Ian Saville is a magician and a lecturer in Performing Arts at Middlesex University London. He is best known for his "Socialist Magic" cabaret act, but since 1985 has also developed and toured a number of shows incorporating ideas from the act: Brecht on Magic (1985), Getting Nowhere Again (1987) Left Luggage(1990) Lotok at it this Way (With Leon Rosselson, 1997) That Old Red Magic (2004), and Free Money Magic Show (2013). He has written and performed shows for children using magic, puppetry and ventriloquism.

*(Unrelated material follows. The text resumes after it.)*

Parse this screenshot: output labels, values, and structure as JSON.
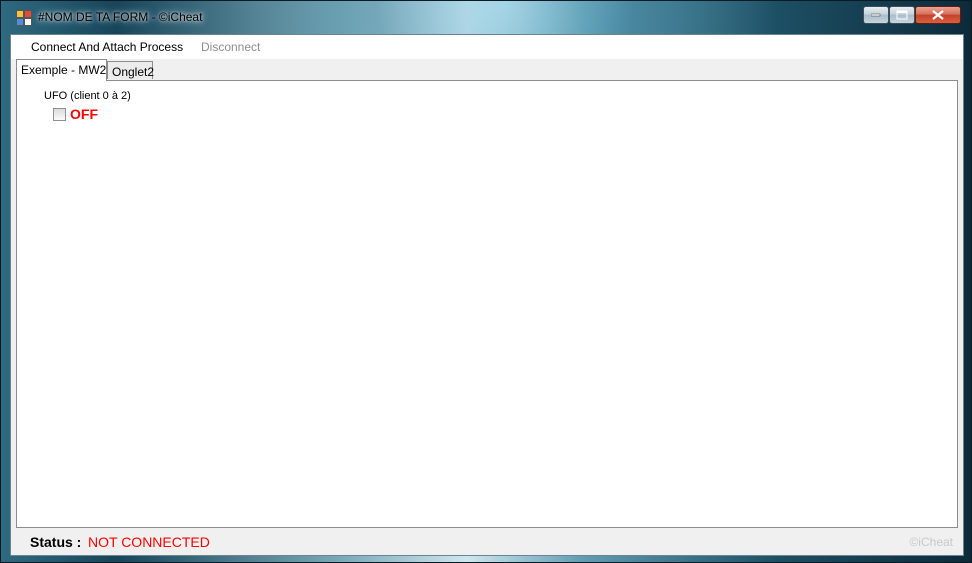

He has directed theatre productions on a freelance basis, and written for various publications includingRed Pepper, New Statesman, Jewish Socialist, Cabinet, Live Art Almanac, Blackwell's Encyclopaedia of Twentieth Century Theatre.

He has acted in various productions, including Waiting for Godot at the Wycombe Swan Theatre (Estragon), Nigel Williams's Harry and Me at The Warehouse Theatre, Croydon (Ray), updated TIE project Pow Wow at Queens Theatre, Hornchurch and Philip Barry's Here Come the Clowns at the Kings Head, Islington (Jim Marble). In 1990 Saville attended a two-week intensive course with Augusto Boal on his techniques of Theatre of the Oppressed, Cop-in-the-Head and Rainbow of Desires and subsequently worked on a freelance basis with Arc Theatre Company, performing in, and helping devise Forum Theatre presentations on a variety of topics. Saville received a new writing bursary from the Arts Council, enabling him to write the play Honourable Flags, which follows the fortunes of an East End theatre group in the 1930s, counterposed with the experiences of a group of squatters in the early years of this century.